Were it not so, the average American would be far more aware of the variety of ways Ms. Clinton and her husband are misleading the public on healthcare. Here are some of the things they haven't told you:

-- The plan is based on turning one seventh of the economy -- the medical industry -- over to an oligopoly of large corporations, led by the largest insurance companies but perhaps also including other mega-corporations that may wish to enter the profitable field the Clintons are proposing to establish.

-- Both the Clintons have claimed that their system will expand patient choices. This is blatantly untrue. As Harvard doctors David Himmelstein and Steffie Woolhandler pointed out in a letter to the New York Times, the Clinton plan would "'in effect obliterate private practice and other small-scale providers, leaving patients to choose from a menu offering only corporate care served up by insurance giants like Prudential and Aetna."

-- The Clintons' plan will force patients and doctors into health maintenance organizations. Not only will this produce an horizontal oligopoly but vertical monopolies as well. As Melvin Konner noted in the New York Times: "A few powerful insurers would control the delivery of care from the top down." According Dr. Sidney Wolfe, director of Public Citizen's Health Research Group, a recent study found that eight companies already own 45% of the HMOs in the country. The eight are: Blue Cross, Cigna, Aetna, Travelers, MetLife, Prudential, Humana and United Health Care.

-- A study reported in the Journal of the American Medical Association found that a majority of HMO patients were unhappy with the system. In contrast only three percent of Canadians would trade their system for ours.

-- Part of Clinton's cost-accounting for his health plan involves an incredible fifty percent decline in the annual increase of funds spent on health care between 1996 and 1997. As Dr. Wolfe put it, "If you believe in the tooth fairy, you will believe in this."

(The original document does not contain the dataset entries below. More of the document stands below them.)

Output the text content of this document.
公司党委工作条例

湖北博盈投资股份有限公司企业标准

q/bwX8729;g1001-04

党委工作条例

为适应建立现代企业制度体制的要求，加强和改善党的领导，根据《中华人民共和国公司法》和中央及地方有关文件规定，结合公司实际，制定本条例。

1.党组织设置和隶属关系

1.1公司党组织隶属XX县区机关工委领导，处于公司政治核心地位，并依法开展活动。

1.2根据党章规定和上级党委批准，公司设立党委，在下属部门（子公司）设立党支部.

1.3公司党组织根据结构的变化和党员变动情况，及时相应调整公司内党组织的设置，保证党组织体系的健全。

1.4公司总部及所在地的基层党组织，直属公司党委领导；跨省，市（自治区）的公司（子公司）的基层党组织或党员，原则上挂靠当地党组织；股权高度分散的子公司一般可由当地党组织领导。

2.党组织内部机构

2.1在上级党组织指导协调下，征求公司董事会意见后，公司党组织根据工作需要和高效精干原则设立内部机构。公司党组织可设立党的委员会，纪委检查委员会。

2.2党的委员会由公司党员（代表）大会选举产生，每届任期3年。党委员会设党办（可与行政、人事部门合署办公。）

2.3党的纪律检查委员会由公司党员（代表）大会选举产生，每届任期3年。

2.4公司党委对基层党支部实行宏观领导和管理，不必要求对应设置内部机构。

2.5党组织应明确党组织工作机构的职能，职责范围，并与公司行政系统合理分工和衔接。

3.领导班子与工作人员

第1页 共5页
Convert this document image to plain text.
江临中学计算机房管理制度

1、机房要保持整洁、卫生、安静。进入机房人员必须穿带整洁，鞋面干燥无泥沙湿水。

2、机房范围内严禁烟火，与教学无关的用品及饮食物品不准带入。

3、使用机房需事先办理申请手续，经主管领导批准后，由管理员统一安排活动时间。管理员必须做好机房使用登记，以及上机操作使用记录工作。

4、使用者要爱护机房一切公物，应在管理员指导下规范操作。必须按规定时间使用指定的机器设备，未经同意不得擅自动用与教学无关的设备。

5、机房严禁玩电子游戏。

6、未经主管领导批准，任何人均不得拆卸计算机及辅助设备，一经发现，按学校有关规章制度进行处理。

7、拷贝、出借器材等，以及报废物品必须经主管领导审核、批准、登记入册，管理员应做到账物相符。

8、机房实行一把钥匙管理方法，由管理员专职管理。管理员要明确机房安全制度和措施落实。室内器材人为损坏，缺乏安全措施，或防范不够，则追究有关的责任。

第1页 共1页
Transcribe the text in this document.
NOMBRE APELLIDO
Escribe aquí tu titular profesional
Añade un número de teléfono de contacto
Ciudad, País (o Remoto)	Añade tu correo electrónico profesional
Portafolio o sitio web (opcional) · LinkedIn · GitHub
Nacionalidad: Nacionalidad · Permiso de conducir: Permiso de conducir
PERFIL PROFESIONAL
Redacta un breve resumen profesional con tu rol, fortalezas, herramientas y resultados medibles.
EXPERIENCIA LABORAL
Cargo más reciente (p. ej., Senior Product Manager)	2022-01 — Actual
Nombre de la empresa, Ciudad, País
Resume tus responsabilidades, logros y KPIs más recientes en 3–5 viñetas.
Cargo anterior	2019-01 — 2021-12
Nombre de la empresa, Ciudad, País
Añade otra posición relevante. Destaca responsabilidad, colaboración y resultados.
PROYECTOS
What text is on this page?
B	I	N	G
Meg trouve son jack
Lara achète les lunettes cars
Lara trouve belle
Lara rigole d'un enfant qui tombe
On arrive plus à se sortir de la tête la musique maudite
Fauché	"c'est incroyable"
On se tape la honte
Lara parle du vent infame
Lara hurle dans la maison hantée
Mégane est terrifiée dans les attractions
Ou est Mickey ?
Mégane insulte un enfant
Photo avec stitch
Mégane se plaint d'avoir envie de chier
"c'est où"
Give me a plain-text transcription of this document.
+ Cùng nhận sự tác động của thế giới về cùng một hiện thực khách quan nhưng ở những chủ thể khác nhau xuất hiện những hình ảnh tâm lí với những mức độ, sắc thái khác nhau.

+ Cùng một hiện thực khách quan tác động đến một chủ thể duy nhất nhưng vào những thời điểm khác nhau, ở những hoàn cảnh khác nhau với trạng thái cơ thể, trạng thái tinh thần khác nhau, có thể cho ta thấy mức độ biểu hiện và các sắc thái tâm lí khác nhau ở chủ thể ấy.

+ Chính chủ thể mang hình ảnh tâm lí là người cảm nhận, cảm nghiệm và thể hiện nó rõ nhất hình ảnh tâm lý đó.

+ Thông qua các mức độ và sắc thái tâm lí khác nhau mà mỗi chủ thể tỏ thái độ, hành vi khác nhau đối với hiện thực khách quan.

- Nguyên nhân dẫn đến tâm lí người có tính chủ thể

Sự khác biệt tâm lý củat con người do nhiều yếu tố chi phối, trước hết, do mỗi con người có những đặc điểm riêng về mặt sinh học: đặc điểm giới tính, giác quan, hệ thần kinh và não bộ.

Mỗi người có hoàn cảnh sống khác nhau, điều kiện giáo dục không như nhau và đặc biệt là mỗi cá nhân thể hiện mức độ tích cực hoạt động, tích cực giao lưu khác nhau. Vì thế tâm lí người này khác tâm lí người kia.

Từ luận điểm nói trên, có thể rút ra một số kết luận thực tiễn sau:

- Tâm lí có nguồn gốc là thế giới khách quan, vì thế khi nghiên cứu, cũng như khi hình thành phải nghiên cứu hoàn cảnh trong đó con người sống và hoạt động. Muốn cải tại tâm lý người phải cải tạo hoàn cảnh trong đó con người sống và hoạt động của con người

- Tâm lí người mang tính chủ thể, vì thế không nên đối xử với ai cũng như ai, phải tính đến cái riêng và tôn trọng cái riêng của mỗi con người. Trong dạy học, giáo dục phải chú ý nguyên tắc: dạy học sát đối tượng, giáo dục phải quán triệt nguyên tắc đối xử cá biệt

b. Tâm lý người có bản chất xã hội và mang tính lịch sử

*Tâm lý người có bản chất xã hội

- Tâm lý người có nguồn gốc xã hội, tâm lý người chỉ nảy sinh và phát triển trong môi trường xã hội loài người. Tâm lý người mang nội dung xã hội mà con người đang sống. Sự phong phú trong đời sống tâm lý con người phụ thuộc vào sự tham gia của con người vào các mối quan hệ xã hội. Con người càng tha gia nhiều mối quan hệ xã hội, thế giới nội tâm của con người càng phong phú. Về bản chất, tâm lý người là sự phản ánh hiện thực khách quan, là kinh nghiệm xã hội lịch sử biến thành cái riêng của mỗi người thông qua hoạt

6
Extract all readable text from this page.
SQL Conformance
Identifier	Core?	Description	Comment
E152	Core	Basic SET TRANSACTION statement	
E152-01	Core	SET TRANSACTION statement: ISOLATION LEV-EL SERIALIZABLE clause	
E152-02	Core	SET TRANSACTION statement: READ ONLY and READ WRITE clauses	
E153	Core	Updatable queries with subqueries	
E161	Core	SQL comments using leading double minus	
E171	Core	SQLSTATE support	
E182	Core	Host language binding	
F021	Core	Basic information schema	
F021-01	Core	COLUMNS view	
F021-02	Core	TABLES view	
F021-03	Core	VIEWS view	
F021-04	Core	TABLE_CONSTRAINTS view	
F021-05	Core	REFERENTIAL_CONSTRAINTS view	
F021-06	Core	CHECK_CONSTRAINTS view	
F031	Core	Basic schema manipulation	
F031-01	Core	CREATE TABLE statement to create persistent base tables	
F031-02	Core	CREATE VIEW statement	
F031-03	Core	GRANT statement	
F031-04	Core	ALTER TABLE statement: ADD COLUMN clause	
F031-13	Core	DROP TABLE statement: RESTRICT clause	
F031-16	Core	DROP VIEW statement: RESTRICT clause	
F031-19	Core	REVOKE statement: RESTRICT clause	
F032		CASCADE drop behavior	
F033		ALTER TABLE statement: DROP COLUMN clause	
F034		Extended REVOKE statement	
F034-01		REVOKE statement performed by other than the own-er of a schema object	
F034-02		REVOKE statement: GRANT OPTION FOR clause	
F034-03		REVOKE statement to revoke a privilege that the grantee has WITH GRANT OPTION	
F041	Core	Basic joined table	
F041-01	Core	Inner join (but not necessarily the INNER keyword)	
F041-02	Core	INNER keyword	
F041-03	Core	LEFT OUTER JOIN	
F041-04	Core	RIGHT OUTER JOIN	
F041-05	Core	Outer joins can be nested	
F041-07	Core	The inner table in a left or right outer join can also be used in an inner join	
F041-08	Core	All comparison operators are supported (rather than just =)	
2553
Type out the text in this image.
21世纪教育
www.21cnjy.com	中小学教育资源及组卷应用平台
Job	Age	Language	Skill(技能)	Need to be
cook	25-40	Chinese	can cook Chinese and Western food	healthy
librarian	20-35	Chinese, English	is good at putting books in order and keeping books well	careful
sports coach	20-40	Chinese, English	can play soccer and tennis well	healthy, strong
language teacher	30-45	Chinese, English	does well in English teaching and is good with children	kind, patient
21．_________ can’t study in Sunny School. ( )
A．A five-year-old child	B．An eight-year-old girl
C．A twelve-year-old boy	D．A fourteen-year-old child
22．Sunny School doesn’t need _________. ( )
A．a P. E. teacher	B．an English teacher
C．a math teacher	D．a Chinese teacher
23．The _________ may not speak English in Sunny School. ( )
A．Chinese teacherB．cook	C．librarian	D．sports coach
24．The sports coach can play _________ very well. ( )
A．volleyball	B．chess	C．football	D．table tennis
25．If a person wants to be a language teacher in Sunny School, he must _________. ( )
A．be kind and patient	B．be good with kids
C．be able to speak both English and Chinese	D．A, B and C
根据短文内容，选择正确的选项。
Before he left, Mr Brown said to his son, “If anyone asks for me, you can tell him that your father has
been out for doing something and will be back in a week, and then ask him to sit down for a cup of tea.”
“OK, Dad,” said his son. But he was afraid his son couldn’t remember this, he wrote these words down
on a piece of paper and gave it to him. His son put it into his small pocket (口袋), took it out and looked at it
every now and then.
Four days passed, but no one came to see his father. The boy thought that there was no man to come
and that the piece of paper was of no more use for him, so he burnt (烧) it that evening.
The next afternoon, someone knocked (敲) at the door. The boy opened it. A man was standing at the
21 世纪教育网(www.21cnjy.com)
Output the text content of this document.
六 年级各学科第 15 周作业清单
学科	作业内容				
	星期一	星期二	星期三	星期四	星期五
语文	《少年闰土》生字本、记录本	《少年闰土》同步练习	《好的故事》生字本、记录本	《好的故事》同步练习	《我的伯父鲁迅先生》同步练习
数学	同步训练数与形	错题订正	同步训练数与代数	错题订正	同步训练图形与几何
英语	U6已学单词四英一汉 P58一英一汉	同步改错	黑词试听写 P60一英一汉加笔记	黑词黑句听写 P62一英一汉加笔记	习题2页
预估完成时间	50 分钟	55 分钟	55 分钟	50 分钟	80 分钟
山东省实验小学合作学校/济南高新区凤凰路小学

-- The plan also assumes a $239 billion cost savings in Medicare and Medicaid between 1996 and 2000. How will these savings be achieved? Most likely by cutbacks in service. Further, as Dr. Himmelstein notes, Medicaid has a current overhead of 3-4%. Under the Clinton plan it would be run through the private insurance system with an overhead of 13%, an increase in costs that will have to come from somewhere, presumably from the Medicaid program itself.

-- Although the Clintons like to say they are sensitive to the concerns of small businesses facing large increases in healthcare costs, the Wall Street Journal quotes one congressmember as reporting he was told by Ms. Clinton: "I can't go out and save every under-capitalized entrepreneur in America."

-- From a recent article in Lancet by William Glazer, an international health expert: "HMOs were invented not by Americans but by Europeans; they are not new but were the most common way of organizing health insurance a century ago. At that time, workers joined a sickness fund, the fund hired its own doctors on capitation fees or salaries, the fund had agreements with certain hospitals; a patient consulted out-of-plan providers only by paying out-of-pocket. Because the public opposed lock-ins, subsequent national health insurance laws have guaranteed that every insured person can consult any doctor and hospitals. . . .HMOs can not survive under national health insurance laws. They endure only in the United States, which alone lacks the national health insurance laws that guarantee free choices by patients and doctors."

-- Under managed care, insurance companies are already pressuring doctors and mental health specialists to provide less expensive forms of care. For example, a therapist will be told by the insurer to prescribe a drug rather than continue with therapy sessions. Under the Clinton plan this sort of drug pushing could be expected to rise substantially.

-- It takes about the same number of people to run Blue Cross in Massachusetts as it does to run the entire single-payer system in Canada -- a system about ten times as large.